Kamu Emekçileri Sendikaları Konfederasyonu KESK, “Laik Eğitim, Laik Yaşam ve İş Güvencemizden Vazgeçmeyeceğiz! Baskı, Sürgün ve İşten Atmalara Son” çağrısıyla 9 ilde alanlara çıkacağını duyurmuştu. Miting bazı illerde yasaklanırken, kamu emekçileri 28 Mayısta belirlenen illerin pek çoğunda alanlara çıktılar.
Ankara
Kurtuluş Metro durağında saat 12.00’da toplanan kitle, Kolej Meydanı’na doğru yürüyüşe geçti. Yürüyüş boyunca “Kurtuluş Yok Tek Başına, Ya Hep Beraber Ya Hiç Birimiz”, “Güvenceli İş, Güvenceli Gelecek İstiyoruz”, “Laik, Bilimsel Anadilde Eğitim”, “Faşizme Karşı Omuz Omuza” sloganları atıldı. Miting son dönemlerde gerçekleşen katliamlarda ölen emekçiler için saygı duruşuyla başladı. Mitingde açılış konuşmasını KESK Ankara Şubeler Platformu Dönem Sözcüsü Fevzi Yılmaz yaptı. Yılmaz, şöyle konuştu: “Başta eğitim olmak üzere, toplumsal yaşamın bütün alanları, siyasi iktidarın hedefleri doğrultusunda tekçi, baskıcı ve dayatmacı bir anlayışla yeniden düzenlenmektedir. Bütün eğitim kurumları, iktidarın ırkçı, mezhepçi, ayrımcı ve otoriter uygulamaları nedeniyle gerçek işlevinden uzaklaştırılmaktadır.” Yılmaz, konuşmasını şu sözlerle noktaladı: “Umut birliğimizde, mücadelemizde, dayanışmamızda! Umudumuz birliğimiz, birliğimiz gücümüzdür. Yaşasın işçilerin birliği, halkların kardeşliği!” Yılmaz’ın konuşmasının ardından söz alan Kültür Sanat Sen Genel Başkanı Yavuz Demirkaya, iktidara muhalif bütün kesimlere yönelik ülke çapında başlatılan “cadı avı”na karşı ortak tutum alınması gerektiğini vurguladı.

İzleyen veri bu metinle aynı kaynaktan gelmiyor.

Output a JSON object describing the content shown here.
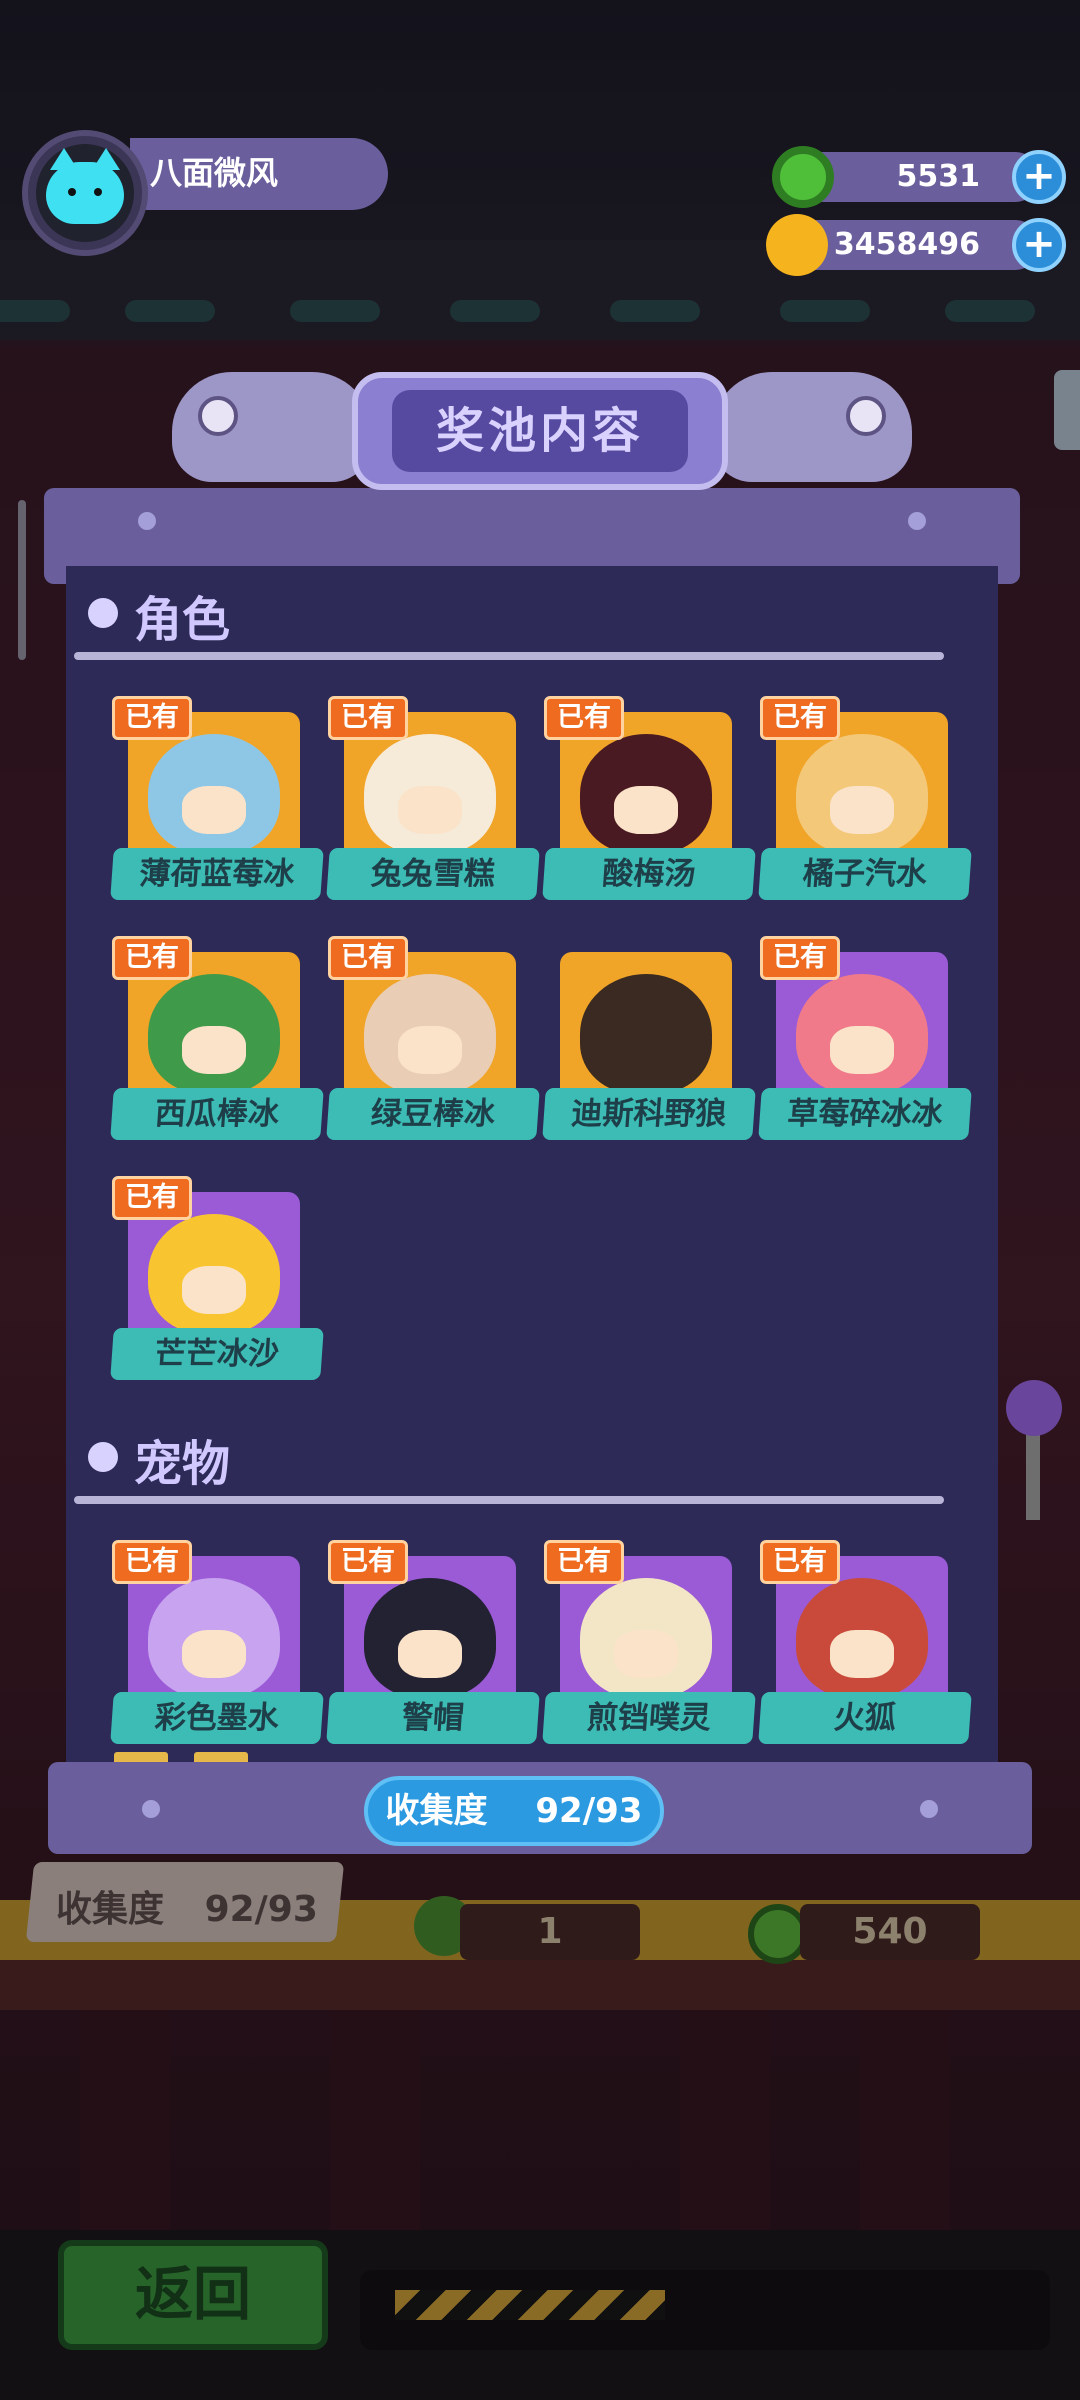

KESK Eğitim Örgütlenme ve Basın Yayın Sekreteri İlhan Yiğit, KESK adına konuşma yaptı. Konuşmasına kitleyi selamlayarak başlayan Yiğit, “kelimenin tam anlamı ile bir zulüm döneminden geçiyoruz. Asgari ücretlisinden, atık kâğıt işçisine, taşeron çalışanından kamu emekçisine, ucuz emek deposu görülen kadın ve çocuklardan kalemini satmayan gazetecisine, barış için imza veren akademisyenine kadar hepimiz AKP faşizminin saldırısı altındayız” diyerek karanlık bir süreçten geçtiğimize dikkat çekti. Çalışma yaşamının bir bütün olarak güvencesiz ve kuralsız hale geldiğini, Özel İstihdam Büroları ile köleliğin dayatıldığını vurguladı. Yiğit, konuşmasına ortak mücadele için emek ve demokrasi cephesini oluşturma çağrısıyla son verdi.
Konuşmaların ardından müzik grubunun söylediği türküler ve çekilen halaylarla miting sona erdi.
İstanbul
KESK’in, kamuda çalışan emekçilere yönelik uygulanan baskılara, sürgün ve ayrımcı politikalara, işten atma saldırılarına, hak gasplarına ve laiklik karşıtı uygulamalara karşı düzenlediği mitinglerin İstanbul ayağı, Bakırköy Özgürlük Meydanı’nda gerçekleşti.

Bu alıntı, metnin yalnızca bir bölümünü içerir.